Friday, January 14, 2011

Then and Now-Coming Home


One year ago today we were able to take a 5 pound Melanie home from the hospital. She stayed there for 76 days gaining strength, developing, and growing big while we traveled back and forth to visit her, hold her, and take care of her. Praying that someday she'd be well enough to come home. That day finally came, you could get all your nutrition from a bottle and could breath on your own! We were soooo excited to have Melanie at home, and very nervous about doing everything without a nurse and dr. to answer all of our questions. Those first couple months home with her are a blur. There were failed attempts at nursing every 3 hours which lead to feedings and pumping every 3 hours. Dr. check ups, and trying to keep two other little girlys happy. It was GREAT having Melanie at home with us, but I so desperately needed some sleep. God was watching over our sleep deprived family for sure. So many of you helped with more meals, and offers to watch Miya and Jayden. I will forever be thankful to all of those helping hands.

Last night Melanie allowed me to revisit those nights from a year ago. She has been battling a cough the past couple days and has not been sleeping well. Last night, she was crying so I got her out of bed thinking I'd let her play for awhile. She decided to lay her head on my shoulder. So I laid down on the couch and she repositioned herself on my chest and fell asleep. I remember sooo many hours of holding this dear one on my chest in the hospital praying for her strength, her health, and her future. This continued when she came home too, just with a little more napping while I held her as the other girls napped in the afternoon.

So thank you Melanie, for letting mommy hold you as you slept last night and thank God for all he has blessed you with.
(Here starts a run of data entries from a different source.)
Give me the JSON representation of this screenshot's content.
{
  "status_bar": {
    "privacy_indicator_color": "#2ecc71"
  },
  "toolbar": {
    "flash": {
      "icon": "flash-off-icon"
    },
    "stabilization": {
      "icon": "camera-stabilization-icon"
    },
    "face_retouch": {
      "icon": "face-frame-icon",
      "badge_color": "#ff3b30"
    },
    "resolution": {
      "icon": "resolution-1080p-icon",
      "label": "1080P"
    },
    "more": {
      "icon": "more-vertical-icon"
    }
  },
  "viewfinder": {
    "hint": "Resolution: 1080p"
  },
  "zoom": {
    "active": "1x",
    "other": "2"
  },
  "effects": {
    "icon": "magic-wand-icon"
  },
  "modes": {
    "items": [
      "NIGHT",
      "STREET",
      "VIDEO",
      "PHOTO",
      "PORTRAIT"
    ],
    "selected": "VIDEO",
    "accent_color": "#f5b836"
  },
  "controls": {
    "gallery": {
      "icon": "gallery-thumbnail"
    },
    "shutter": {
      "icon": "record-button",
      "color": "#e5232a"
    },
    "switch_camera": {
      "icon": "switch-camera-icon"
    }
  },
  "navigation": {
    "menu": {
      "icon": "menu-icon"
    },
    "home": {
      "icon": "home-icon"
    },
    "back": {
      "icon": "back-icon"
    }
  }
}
And in true Melanie fashion, after a 10min nap on mom you woke up and played for awhile. You kept coming back to mom's lap for a 5 min head rest, and then you'd go off and play again. The night was great, memories of the past, thoughts of who you've become to this day, and prayers for the future. We love you to pieces Melanie Grace and can't imagine this house without your cuddles, giggles, and crazy smiles.



18 pounds 9 ounces...still on the growth chart. YEAHHHHH!!!!!!!!! She is in full snow gear as we tried to go sledding today. Since she wouldn't keep her mittens on she had to sit in the van...where she then fell asleep! Guess she wasn't' too heartbroken.
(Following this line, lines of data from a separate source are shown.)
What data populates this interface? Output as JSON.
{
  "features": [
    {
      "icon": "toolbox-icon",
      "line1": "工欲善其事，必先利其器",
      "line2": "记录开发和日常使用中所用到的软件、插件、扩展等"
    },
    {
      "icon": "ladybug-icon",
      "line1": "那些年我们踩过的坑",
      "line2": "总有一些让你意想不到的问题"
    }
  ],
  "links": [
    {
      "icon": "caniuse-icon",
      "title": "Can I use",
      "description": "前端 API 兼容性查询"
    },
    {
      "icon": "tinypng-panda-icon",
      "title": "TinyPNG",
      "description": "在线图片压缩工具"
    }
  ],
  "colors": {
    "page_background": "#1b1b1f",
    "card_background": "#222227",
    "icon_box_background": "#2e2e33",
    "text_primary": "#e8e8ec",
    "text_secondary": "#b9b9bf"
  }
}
Wednesday, January 5, 2011

Then and Now-Diapers


The picture at the end of this post may be considered a little much from some, but I thought the comparison was amazing. I honestly cannot believe she was ever that SMALL!! Everybody always told us "you'll forgot how small she really was". I thought they were crazy. How could I forget what a 2lb 2oz baby felt like...I'm the crazy one. I forgot! I think back to those first diaper changes and remember thinking I would break her, or pull out a tube, or cut off her ventilator. I was so scared. Scared to be her mom and do the things that mom's naturally do without even thinking. Pretty sure I let Jeff take charge of the first several care times. He was the one that had to encourage me to do it the first time, the one telling me everything would be okay. God has definitely given him a tremendous gift in being such a great encourager. I'm so thankful to have him beside me through thick and thin. As for little Mel, even though she just hit the growth chart she sure has grown a ton and we praise God everyday for the health and strength He's blessed her with.
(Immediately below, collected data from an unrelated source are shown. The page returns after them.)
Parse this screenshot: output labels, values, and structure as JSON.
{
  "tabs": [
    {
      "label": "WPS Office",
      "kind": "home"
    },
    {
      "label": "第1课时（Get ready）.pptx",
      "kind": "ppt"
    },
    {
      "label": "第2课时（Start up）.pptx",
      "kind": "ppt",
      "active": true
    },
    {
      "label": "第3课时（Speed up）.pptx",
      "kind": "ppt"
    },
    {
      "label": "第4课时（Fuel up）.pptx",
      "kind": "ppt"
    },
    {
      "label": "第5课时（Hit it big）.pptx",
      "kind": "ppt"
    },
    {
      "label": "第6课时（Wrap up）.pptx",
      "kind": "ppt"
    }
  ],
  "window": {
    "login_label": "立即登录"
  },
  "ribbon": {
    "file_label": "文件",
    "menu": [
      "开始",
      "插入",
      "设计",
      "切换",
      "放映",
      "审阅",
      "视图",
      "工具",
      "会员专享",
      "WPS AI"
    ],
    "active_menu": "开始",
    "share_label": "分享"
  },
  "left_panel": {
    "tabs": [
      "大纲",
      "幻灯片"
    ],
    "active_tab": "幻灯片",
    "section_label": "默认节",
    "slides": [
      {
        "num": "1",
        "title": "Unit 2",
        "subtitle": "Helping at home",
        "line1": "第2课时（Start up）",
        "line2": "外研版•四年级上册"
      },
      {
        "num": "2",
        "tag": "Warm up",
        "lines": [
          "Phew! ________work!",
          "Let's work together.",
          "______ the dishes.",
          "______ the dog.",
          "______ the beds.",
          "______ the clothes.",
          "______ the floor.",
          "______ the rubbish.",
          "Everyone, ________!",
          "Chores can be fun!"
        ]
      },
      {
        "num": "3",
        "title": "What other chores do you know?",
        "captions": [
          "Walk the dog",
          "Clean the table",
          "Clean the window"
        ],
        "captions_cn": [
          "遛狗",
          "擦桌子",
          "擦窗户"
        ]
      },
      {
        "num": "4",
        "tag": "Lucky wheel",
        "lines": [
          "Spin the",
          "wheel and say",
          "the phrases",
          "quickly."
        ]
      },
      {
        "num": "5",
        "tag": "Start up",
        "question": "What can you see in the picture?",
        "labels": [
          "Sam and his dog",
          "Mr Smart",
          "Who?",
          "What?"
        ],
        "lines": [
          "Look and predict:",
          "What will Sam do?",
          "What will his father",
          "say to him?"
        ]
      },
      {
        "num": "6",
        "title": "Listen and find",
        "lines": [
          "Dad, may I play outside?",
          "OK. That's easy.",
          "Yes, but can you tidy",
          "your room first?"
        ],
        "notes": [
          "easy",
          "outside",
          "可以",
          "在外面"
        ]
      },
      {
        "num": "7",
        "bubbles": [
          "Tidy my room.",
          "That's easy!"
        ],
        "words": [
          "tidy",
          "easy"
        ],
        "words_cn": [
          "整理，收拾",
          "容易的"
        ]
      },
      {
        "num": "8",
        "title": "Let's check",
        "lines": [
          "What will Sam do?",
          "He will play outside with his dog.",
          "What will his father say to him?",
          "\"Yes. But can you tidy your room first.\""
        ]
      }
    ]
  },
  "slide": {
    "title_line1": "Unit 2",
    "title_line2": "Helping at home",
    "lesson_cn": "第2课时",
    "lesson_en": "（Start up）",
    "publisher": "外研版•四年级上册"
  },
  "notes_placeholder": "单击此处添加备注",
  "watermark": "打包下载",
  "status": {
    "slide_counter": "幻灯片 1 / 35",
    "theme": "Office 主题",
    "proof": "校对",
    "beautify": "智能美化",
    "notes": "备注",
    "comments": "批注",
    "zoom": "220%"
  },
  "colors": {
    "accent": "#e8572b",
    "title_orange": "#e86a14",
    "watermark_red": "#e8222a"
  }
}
Every 3 hours little Mel had her diaper changed. This was something that I actually looked forward to because it meant that we could touch her more, lift her up, and get a check on how those internal organs were operating. We would have to record the weight of her diapers (yes) and the nurses and drs. would keep an eye them. No weight in the diaper for a few in a row and tests would be ordered. Consistent weight = happy nurses, happy parents, and most of all happy baby! In the beginning diaper changes were very scary, but once we got the hang of it they were very comforting since that was the only time we could hold our littlest girl. It helped us get through the next 3 hours.

These are the same diapers!!! Yes, the diaper in the pict above is folded over because it was too big!!